GSK seeks approval for world's first malaria vaccine
GlaxoSmithKline said on Thursday it is applying for regulatory approval for the world's first vaccine against malaria, designed for children in Africa.
The British drugmaker said the shot, called RTS,S, is intended exclusively for use outside the European Union but will be evaluated by the European Medicines Agency (EMA) in collaboration with the World Health Organisation (WHO).
Malaria, a mosquito-borne parasitic disease, kills more than 600,000 people a year, mainly babies in the poorest parts of sub-Saharan Africa.
Experts have long hoped that scientists would be able to develop an effective vaccine against the disease, and scientists at GSK have been working on this one for 30 years.
Yet hopes that RTS,S would be the final answer to wiping out malaria were dampened when results from a final-stage trial in babies aged six to 12 weeks showed the shot provided only modest protection, reducing episodes of the disease by 30 percent compared to immunization with a control vaccine.
GSK said data from that and other final-stage Phase III trials - conducted at 13 African research centers across Burkina Faso, Gabon, Ghana, Kenya, Malawi, Mozambique, Nigeria, and Tanzania - have also been included to support the application.
"An effective vaccine for use alongside other measures such as bed nets and anti-malarial medicines would represent an advance in malaria control," the company said in a statement.
The WHO has previously indicated it may recommend use of RTS,S from as early as 2015 if EMA drugs regulators back its license application.

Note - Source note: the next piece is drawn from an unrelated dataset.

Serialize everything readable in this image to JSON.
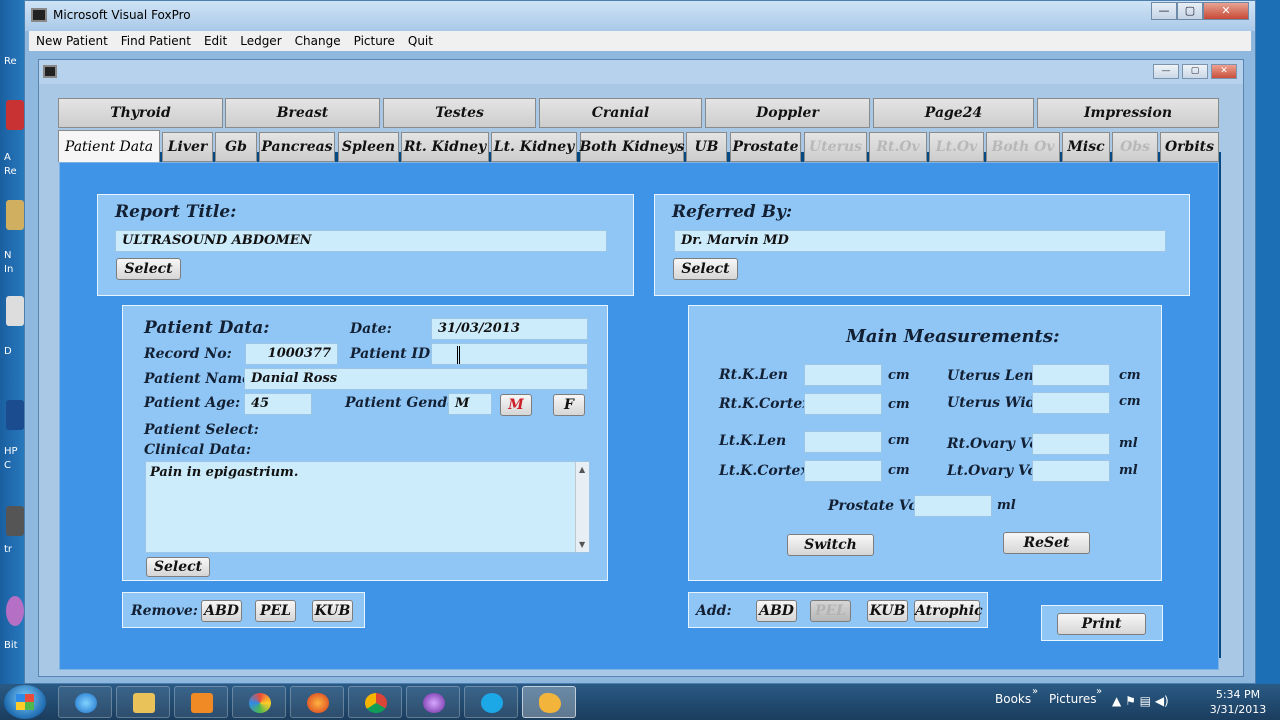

GSK has been developing RTS,S with the non-profit PATH Malaria Vaccine Initiative (MVI), with grant funding from the Bill & Melinda Gates Foundation to MVI.
The vaccine also contains an adjuvant, or booster, made by U.S. biotech company Agenus <AGEN.O>, which received an undisclosed milestone payment for the regulatory submission. Shares in Agenus rose 7 percent in premarket Nasdaq trade.
If approved, the vaccine is unlikely to be anything other than neutral for GSK's bottom line. The firm has promised it will be priced at cost of manufacture plus a 5 percent margin, and the margin would be reinvested in research on malaria and other neglected tropical diseases.
"This is a key moment in GSK’s 30-year journey to develop RTS,S and brings us a step closer to making available the world's first vaccine that can help protect children in Africa from malaria," Sophie Biernaux, head of GSK's malaria vaccine franchise said in the statement.